Perçue alors comme « la réforme de trop »qui impose « une logique de rationnement », la loi HPST « achève de verticaliser le système de santé en instaurant des lignes hiérarchiques claires », résumait le chercheur Frédéric Pierru, dans les colonnes du journal Le Mondele 29 avril 2009. 

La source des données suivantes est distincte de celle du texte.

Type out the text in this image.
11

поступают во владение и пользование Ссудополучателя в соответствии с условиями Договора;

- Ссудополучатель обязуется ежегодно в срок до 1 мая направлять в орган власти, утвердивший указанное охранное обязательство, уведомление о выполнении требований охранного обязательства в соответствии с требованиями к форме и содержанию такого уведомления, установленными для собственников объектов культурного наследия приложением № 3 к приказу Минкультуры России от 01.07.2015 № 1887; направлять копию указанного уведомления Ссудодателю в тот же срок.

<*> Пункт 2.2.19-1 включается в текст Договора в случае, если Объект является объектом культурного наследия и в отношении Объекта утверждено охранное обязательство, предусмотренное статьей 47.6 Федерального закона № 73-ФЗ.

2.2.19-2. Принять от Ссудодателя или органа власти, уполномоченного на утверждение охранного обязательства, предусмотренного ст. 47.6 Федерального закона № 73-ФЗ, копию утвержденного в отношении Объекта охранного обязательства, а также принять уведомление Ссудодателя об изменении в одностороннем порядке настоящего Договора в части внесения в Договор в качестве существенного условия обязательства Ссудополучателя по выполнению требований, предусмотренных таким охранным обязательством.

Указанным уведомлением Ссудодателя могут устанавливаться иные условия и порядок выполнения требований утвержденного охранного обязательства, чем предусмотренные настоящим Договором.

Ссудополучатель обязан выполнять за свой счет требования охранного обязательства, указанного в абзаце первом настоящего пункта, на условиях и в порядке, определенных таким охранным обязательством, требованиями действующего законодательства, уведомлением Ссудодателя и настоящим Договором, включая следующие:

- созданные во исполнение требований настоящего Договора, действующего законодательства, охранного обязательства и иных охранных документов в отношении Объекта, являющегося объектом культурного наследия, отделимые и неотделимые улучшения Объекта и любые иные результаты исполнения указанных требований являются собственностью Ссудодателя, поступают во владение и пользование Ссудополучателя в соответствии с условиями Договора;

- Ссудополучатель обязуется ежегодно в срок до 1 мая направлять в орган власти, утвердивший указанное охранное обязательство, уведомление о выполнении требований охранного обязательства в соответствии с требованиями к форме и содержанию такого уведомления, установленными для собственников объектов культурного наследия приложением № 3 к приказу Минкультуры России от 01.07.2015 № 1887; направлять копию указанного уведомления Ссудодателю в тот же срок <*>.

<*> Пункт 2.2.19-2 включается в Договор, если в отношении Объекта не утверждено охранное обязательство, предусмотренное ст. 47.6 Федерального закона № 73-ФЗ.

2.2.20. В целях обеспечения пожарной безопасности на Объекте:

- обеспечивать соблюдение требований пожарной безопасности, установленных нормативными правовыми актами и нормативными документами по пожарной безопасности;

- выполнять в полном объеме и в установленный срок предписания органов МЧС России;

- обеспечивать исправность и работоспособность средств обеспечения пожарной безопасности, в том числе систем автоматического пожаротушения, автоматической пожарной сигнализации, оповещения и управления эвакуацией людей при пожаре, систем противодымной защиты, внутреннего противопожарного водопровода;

Le ministère de Marisol Touraine

Face à ce ras-le-bol, beaucoup se réjouissent lorsque Marisol Touraine lance en 2012 son « Pacte de confiance pour l’hôpital ». Fin de la convergence tarifaire, modification de la T2A, pouvoir accru pour les Commissions Médicales d’Établissements (CME)… Les attentes du monde de la santé sont grandes. 
Il faudra pourtant attendre juin 2014 pour qu’un projet de loi soit présenté. Très discutée au parlement, la loi de modernisation du système de santé est finalement adoptée le 21 janvier 2016. Ambitieuse, elle intègre plusieurs champs allant de la définition d’un service public hospitalier à la généralisation du tiers-payant, en passant par la création des Groupements Hospitaliers de Territoire (GHT). « Projet un brin fourre-tout, mal préparé, […] il a au final cristallisé une kyrielle de mécontentements et de malentendus, soulignant la rupture entre les professionnels de santé et le gouvernement », résume Éric Favereau, journaliste spécialisé en santé dans son article "La laborieuse gestation d’une loi paradoxale", paru dans Les Tribunes de la santé 53. 

#MaSanté2022

Comme leurs prédécesseurs, les membres de La République en Marche ont eux aussi voulu apporter leur pierre à l’édifice des réformes de la santé. Parue au Journal Officiel le 24 juillet 2019, la loi relative à l’organisation et à la transformation du système de santé, issue de #MaSanté2022, instaure une profonde réforme de la carte hospitalière en modifiant les statuts des hôpitaux de proximité et en créant le Projet Territorial de Santé (PTS). Dans les établissements français, cette nouvelle réforme passe mal, engendrant une série de manifestations et de grèves. On notera, par exemple, la grande manifestation du 14 novembre 2019 ou encore la création, en septembre 2019, du Collectif Inter-Hôpitaux qui affiche pour but « la défense de l’hôpital public ».
 

Et après ?

Au moment de la crise sanitaire, ces mouvements résonnent de manière particulière. En mai 2020, le Président de la République reconnaît ainsi des « erreurs » lors de sa visite à l’Hôpital de La Pitié-Salpêtrière au cours de laquelle il promet de nouveaux investissements. Affichant un déficit de 650 millions d’euros en 2018 contre 470 millions en 2016, les hôpitaux français ont en effet besoin d’argent.